Today was such a beautiful day I couldn't wait to take the kids to the park. A few hours of reading and peace for me, a few hours of running and screaming for them. I settled into the nook of a big shady tree and cracked open my book, occasionally peeking over its' pages to check on the kids.
For awhile, it was all perfectly normal. They ran and chased each other and dug into the wood chips under the play equipment. They made up games and spun tales with other kids.
And then I heard the dialogue in my head and realized that as far as I've come from my hermit-like tendencies on the outside, I'm still that shy kid who fears rejection.
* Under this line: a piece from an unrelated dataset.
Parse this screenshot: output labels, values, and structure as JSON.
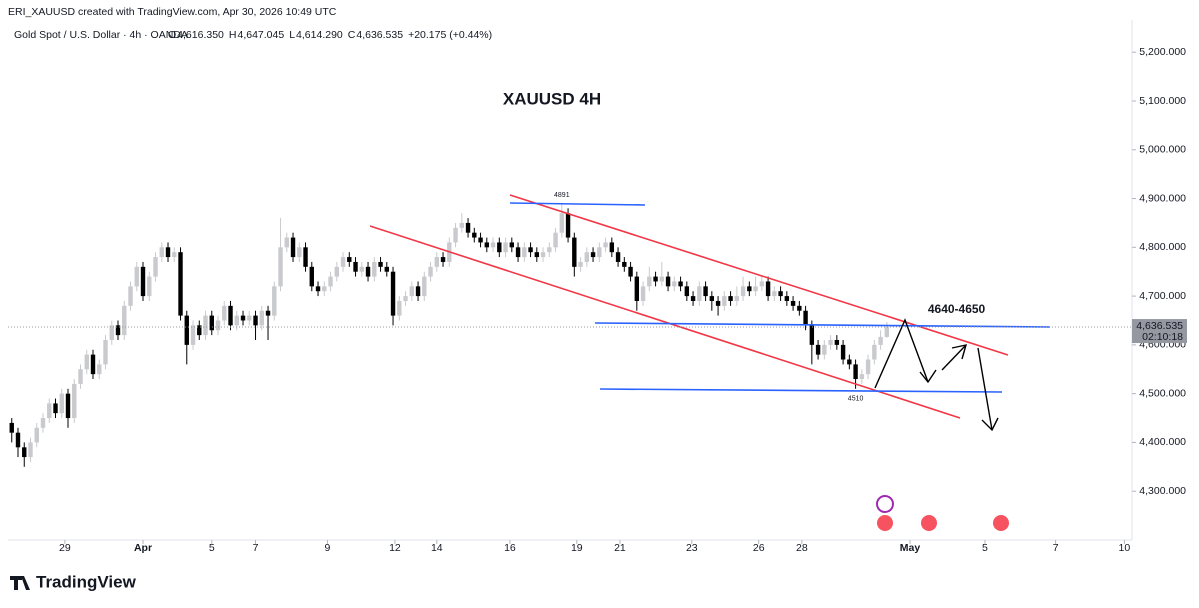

Even if it's not me that faces exclusion.
I watched my 2 year old approach some boys who seemed to about 4 or 5. They were playing in the wood chips and David just sat right beside them and began digging with them and talking to them. At first they just stared at him and I found myself silently pleading with them to like him, to include him, please, please like him. In a few minutes they were smiling at him and going along with whatever game he had invented.
I realize that I do that a lot.
With David and Breanna. Silently pleading with the other kids to please like them, please include them, please want to be their friend! It's always silent (thankfully!), I don't want to be that mom. But I wonder if they know anyway. I wonder if they see my desperation for them to have friends, lots of friends, the thing I never had but always wanted and I wonder what it says to them.
I know that not everyone they meet will include them, will claim them as one of theirs. I hope that my desperation won't hurt them more when they are rejected.
I wonder what it's like to watch your kids play and just be kids and not worry about whether or not they'll turn out like you. And fervently hope that they'll be a far better version.